Arena T 2400
Written by Bryce Ringwood   
The Arena T 2400 was a transistor stereophonic receiver/amplifier manufactured by Horsen (Hede Nielsen's Fabrikker - Denmark) in 1966. It is housed in a stylish flat wooden cabinet, that would not be out of place in today's surroundings.
 
General view of Arena T 2400 FM receiver
The Arena T 2400 on the bench
 
The receiver has only the VHF/FM waveband and (in theory) can receive mono or stereo transmissions. In the South Africa of the '60s, there were no stereo transmissions, so many suppliers would remove (or order without) the stereo option. Alas, this is the case with this set. (Stereo FM was introduced in South Africa in 1985). The set accepts input from phono (magnetic pick-up), or piezo and tape. CD had yet to be invented until 1982. The amplifier has a dual 12-Watt output into 8 Ohm speakers. It might work with 4 Ohm, but I would' chance it. At 5W output, distortion is given as 0.15% with intermodulation distortion at  0.2%.
 
The FM receiver seems to be tuned with varicap diodes. The push-button tuning on the top of the set alters the bias. It also means that you cant put other units and junk on top of it. There is also a scanning function and optional AFC.
 
The entire set operates from a stabilised power supply, which tells me that someone took great pride in the design.
 
On applying power, the set worked very briefly on one channel before breaking into oscillation and motorboating followed by smoke and silence.
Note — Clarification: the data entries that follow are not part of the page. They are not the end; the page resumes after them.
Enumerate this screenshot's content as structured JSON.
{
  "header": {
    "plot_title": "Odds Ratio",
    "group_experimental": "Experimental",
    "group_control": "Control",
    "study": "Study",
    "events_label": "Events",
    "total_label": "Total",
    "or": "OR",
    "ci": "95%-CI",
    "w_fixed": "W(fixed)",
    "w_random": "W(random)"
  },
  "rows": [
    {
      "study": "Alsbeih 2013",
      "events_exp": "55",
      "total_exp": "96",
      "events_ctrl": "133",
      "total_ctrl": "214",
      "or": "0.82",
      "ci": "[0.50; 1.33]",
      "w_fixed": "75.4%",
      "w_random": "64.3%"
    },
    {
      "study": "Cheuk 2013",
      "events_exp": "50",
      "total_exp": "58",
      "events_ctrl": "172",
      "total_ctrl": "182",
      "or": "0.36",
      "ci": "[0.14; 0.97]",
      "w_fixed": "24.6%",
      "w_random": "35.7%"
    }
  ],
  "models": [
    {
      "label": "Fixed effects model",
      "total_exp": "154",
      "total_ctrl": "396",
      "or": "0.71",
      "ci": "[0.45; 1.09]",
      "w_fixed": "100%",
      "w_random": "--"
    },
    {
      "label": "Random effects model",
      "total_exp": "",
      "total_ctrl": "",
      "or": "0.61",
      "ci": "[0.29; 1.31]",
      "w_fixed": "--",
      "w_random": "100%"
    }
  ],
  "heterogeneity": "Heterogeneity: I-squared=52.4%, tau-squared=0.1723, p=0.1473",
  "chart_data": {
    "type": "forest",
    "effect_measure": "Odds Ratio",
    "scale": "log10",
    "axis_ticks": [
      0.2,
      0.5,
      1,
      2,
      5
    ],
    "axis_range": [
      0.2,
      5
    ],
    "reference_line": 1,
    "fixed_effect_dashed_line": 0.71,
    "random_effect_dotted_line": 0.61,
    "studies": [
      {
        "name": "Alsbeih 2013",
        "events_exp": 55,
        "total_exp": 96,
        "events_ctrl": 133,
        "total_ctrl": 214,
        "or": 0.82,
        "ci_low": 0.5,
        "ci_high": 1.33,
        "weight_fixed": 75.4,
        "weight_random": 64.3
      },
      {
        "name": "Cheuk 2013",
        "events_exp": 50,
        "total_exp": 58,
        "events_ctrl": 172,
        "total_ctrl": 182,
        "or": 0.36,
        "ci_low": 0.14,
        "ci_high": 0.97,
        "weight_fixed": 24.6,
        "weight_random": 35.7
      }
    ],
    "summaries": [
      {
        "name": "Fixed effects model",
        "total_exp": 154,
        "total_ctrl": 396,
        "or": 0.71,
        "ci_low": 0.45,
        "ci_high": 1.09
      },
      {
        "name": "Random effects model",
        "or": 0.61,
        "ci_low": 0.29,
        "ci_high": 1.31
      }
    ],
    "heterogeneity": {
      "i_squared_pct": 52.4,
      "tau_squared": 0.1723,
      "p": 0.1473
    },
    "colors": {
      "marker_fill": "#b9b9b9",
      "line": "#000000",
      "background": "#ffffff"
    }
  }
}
After replacing all the capacitors in both left and right amplifiers, as well as the burned out resistor in the left channel and a few transistors, one channel worked again. This time it was the turn of the right-hand channel to cause problems. Advancing the volume control a hairs breadth caused massive amplification - and more blown transistors. The problem with the amplifier was obviously a defective resistor, and since all the resistors are mounted end-on, it took some time to find the culprit. 
 
Inside the Arena T 2400.
Inside the set - Note the envelope and missing stereo modules
 
Another problem was that the transistors used are all "unknown" ITT types. In the end I gave up trying to find the originals and resorted to commonly available 2N2905/2N2219 types. The original output transistors were 40312, but the 2N3054 is a direct replacement. Transistor matching was carried out using a venerable Tektronix 575 transistor curve tracer. The batch of 2N3054 transistors to hand had current gains varying from 4 to 140 - there's some sort of moral there. I managed to match the driver transistors, but could only get about a 30% match on the power output stage. These are now quite expensive transistors, but still a lot cheaper than 40312s (supposing you can find them). I will talk about transistor curve tracers and Hi-Fi amplifiers in some later articles.
 
Amplifier section of the Arena T 2400
Close-Up of the amplifier section.
 
The design uses a pseudo-complimentary pair in the output stage (I will explain this in a later article). There is no current limiting, so a short on the speaker terminals will cause general failure of the amplifier. Also, the amplifier has massive negative feedback - the + supply to the earlier stages is from the output stage junction between the  upper and lower 40312 feeding the emitter of the first stage via a 1.5K resistor. If that resistor goes open circuit, everything becomes loud and hot. Some people don't like negative feedback in their amplifiers, as it is said to "deaden" the music.
 
The circuit board is made from SRBP (Synthetic Resin Bonded Paper) with thick tracks. The board is not roller-tinned and the flux wasn't removed after soldering, so that it now looks rather scruffy and the copper has a slight patina. The board coating was not effective. In spite of this, components were all replaced without any "lift" of the circuit pads. The board is rather difficult to work on, because of the upright resistors and lack of any identifying marks. With the vision of hindsight, it would have been better for me to photograph the boards and then trace the circuit, using "paintbrush" to mark the parts for identification. 
 
The circuit diagram is supplied with the set, in a small envelope under the lid. (Come on Tivoli Audio - I dare you to do the same). The way it is drawn is a little confusing. Note the presence of the stereo decoder modules in the circuit diagram  - they are missing from this set.